In the last six months, the U.K. has generated more electricity from solar than from coal. This is amazing for two reasons. One is that the U.K. has burned coal continually for over 100 years, with May marking the first half-day of coal-free power in over a century. The second reason is that the U.K. isn’t exactly known for its sunny weather.
According to U.K. climate-tracking site Carbon Brief, beginning July 1, the country went for 10 weeks straight with solar beating out coal. Solar capacity is now at 12 gigawatts, double the capacity at the start of 2015, leading to an overall output increase of 26%. However, capacity growth has slowed this year due to government subsidy cuts, which will affect future solar growth.
At the same time, coal generation has dropped 65% overall since 2015, mostly because gas has been cheaper to use, which is itself in part due to the doubling of the U.K.’s Carbon Price Floor, a tax on the emissions of greenhouse gases produced by the power industry.
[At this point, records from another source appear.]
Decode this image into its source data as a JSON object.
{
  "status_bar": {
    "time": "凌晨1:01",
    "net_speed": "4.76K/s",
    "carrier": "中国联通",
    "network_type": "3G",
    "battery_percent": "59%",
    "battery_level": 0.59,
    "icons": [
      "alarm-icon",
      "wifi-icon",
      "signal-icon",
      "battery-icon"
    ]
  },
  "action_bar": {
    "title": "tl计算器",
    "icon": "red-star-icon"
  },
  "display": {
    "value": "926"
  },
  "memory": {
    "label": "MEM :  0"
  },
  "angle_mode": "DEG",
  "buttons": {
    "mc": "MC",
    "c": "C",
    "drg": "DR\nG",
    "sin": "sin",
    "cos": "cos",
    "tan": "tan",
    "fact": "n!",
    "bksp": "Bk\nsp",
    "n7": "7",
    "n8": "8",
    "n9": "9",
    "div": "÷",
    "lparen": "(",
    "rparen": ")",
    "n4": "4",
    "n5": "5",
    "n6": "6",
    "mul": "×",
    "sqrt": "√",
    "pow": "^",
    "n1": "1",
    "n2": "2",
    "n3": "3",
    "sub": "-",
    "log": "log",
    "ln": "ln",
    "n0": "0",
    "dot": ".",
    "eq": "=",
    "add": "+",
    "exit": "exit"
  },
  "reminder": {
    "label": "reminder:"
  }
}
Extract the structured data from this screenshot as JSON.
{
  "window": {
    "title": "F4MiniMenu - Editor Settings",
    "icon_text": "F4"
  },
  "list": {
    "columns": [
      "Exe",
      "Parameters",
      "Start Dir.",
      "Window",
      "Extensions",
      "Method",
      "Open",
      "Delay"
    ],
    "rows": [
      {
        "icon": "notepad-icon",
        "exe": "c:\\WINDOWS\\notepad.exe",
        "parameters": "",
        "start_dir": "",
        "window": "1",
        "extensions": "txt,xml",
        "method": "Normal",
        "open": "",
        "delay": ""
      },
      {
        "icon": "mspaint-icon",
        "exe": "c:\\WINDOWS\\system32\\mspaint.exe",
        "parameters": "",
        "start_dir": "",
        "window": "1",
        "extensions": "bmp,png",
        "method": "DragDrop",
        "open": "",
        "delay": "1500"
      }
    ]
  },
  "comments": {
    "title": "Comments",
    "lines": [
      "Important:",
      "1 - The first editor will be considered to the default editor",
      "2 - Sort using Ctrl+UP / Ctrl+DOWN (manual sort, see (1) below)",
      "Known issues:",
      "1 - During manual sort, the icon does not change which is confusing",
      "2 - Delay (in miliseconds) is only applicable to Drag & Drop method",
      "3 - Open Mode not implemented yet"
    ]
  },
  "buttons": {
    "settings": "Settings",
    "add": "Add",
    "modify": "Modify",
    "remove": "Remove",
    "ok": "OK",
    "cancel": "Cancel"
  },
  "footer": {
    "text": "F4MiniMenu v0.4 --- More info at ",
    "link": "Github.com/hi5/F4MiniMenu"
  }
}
The combination has led to a hot year for solar and demonstrates how we can shift to renewables relatively quickly by encouraging solar, wind, and hydropower, while simultaneously burdening the dirty old methods with taxes and emissions laws. And while gas has taken over from coal, the combined share of fossil fuels overall is still falling.
This is turning into a global trend. As we’ve seen in Portugal, Germany, and Costa Rica, short bursts of renewable-only power are swiftly followed by a more permanent shift in the balance between renewables and fossil fuels. Costa Rica, for instance, is now running on 100% renewable energy, joining countries like Albania, Paraguay, and Iceland. Pretty much everywhere has some combination or rain, wind, and sun, so given the right investment and political will, pretty much anywhere could switch over to renewables. Unfortunately, countries like Britain, Spain, and Poland are moving backwards, politically, either by cutting subsidies, or by trying to as a favor to the coal industry, but hopefully they will remain in the minority.